Бурная жизнь Лазика Ройтшванеца (Эренбург) - страница 32

Грозно крикнул товарищ Серебряков:

— Это наконец-то все?

— Это почти все, но это еще не все. Я отчислил один рубль семьдесят копеек в пользу общества «Руки прочь от Китая», хотя я вовсе не собираюсь хватать этих трехсложных китайцев своими руками, у меня и так от них разрывается слабосильная голова, но я с удовольствием оплакал мой один кровный рубль семьдесят копеек. Пусть их никто не хватает. Зачем залезать руками в какой-нибудь сплошной Китай? И затем, я понимаю, что служащий Харчсмака должен буйно приветствовать возрождение самого последнего востока. Против этого я не возражаю. Нет, меня занимает один роковой вопрос: что, если я устрою добровольное общество «Руки прочь от несчастного Ройтшванеца», с уставом и с вопиющей печатью, скажите мне, подействует это или нет? Я, конечно, не попрошу у вас, товарищ Серебряков, никаких восторженных отчислений, вроде оплаканного мною одного рубля семидесяти копеек. Нет, теперь меня интересуют не деньги, а время, то есть предстоящие мне шесть недель или даже шесть лет. Я хочу знать, как отнесется к этому мощному обществу какой-нибудь новый Минчик и станут ли меня после таких восторженных лозунгов хватать бескорыстными руками?

Здесь товарищ Серебряков не выдержал. Задыхаясь, он крикнул:

— Это все? Это все?

— Это, кажется, все. Нет, это не все. Мне остается сказать вам одну вполне интимную новость: вы можете теперь со мной не церемониться, так как я вас все равно перехитрил с самого утра. Вы еще только сидели и думали, чтобы такое сделать с Ройтшванецом, а я уже все понял, и я моментально побрился.

12

Прошло несколько недель. Опали деревья в Пролетарском саду, товарищ Аня Горленко проследовала вместо Крыма в лечебницу. Поля Виолона увезли куда-то на восток. Только Днепр по-прежнему сверкал под роковым обрывом. Как-то утром Лазик, весь заросший рыжей бородкой, постучался в дверь Мишки Минчика.

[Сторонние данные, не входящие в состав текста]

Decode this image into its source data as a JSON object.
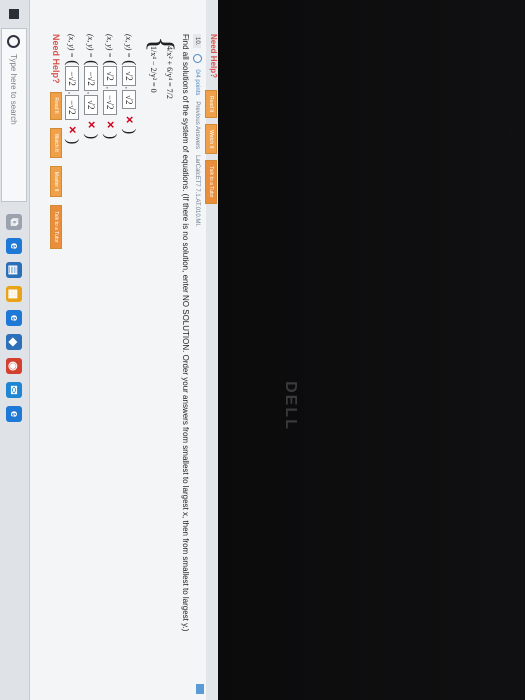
{
  "prev_help": {
    "label": "Need Help?",
    "buttons": [
      "Read It",
      "Watch It",
      "Talk to a Tutor"
    ]
  },
  "question": {
    "number": "10.",
    "points": "0/4 points",
    "status": "Previous Answers",
    "ref": "LarCalcET7 7.1.AT.010.MI.",
    "prompt": "Find all solutions of the system of equations. (If there is no solution, enter NO SOLUTION. Order your answers from smallest to largest x, then from smallest to largest y.)"
  },
  "system": {
    "eq1": "4/x² + 6/y⁴ = 7/2",
    "eq2": "1/x⁴ − 2/y² = 0"
  },
  "solutions": [
    {
      "label": "(x, y) =",
      "x": "√2",
      "y": "√2"
    },
    {
      "label": "(x, y) =",
      "x": "√2",
      "y": "−√2"
    },
    {
      "label": "(x, y) =",
      "x": "−√2",
      "y": "√2"
    },
    {
      "label": "(x, y) =",
      "x": "−√2",
      "y": "−√2"
    }
  ],
  "help": {
    "label": "Need Help?",
    "buttons": [
      "Read It",
      "Watch It",
      "Master It",
      "Talk to a Tutor"
    ]
  },
  "taskbar": {
    "search_placeholder": "Type here to search",
    "icons": [
      "task-view-icon",
      "edge-icon",
      "file-explorer-icon",
      "store-icon",
      "edge-icon",
      "dropbox-icon",
      "chrome-icon",
      "mail-icon",
      "edge-icon"
    ]
  },
  "monitor": {
    "brand": "DELL"
  },
  "colors": {
    "accent": "#4a86c5",
    "help": "#d9534f",
    "button": "#f0a048",
    "wrong": "#d0021b"
  }
}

— Так ты не женился на Пуке? Жаль! Ты по крайней мере стал беспрерывным членом. А она? Она ничего не получила. Я скажу между нами, я боюсь, что она останется навеки бездетной, эта замечательная гражданка. Но ведь такие мелодии не должны замирать без следа. Впрочем, я вовсе не хочу насиловать твоих свободных функций. Я пришел к тебе совсем по другому делу. Мне придется покинуть Киев, как я уже однажды покинул родной Гомель. Это законы природы, я чувствую, что мне предстоит полный круговорот. Думал ли безответный Мотель Ройтшванец, что его замогильному сыну предстоит такая бурная жизнь? Но я не плачу. Я утешаю себя словами одного умного цадика. Он сказал, что двигаться — это значит жить, а сидеть на одном месте — это значит умереть. Самая скверная кляча лучше самого пышного дворца. По-моему, еврей, который не двигается, это даже неприлично, это как поломанный паровоз. Итак, я покидаю Киев. Я разучится кроить брюки, и я не могу стать удивительным спецом, потому что я вовсе не знаю государственного языка. Я выучил десяток слов, не считая авторитетных имен, но оказалось, что это вовсе не украинские, а белорусские слова. Меня учил Юзя-настройщик, и он, конечно, надул меня. Я решил уехать в маленький городок, где нет ни бурных рек, ни грохочущих фокстротов, ни таких государственных языков, как, скажем, твой язык, Минчик. Ты думаешь, что я пришел к тебе проститься и поцеловать твои бритые ежедневно щеки? Как же я могу подобной глупостью отрывать тебя от твоих великих забот? Нет, я пришел, чтобы прежде всего спросить тебя — скоро ли установится настоящий мир, то есть после нашей смерти или до нашей смерти?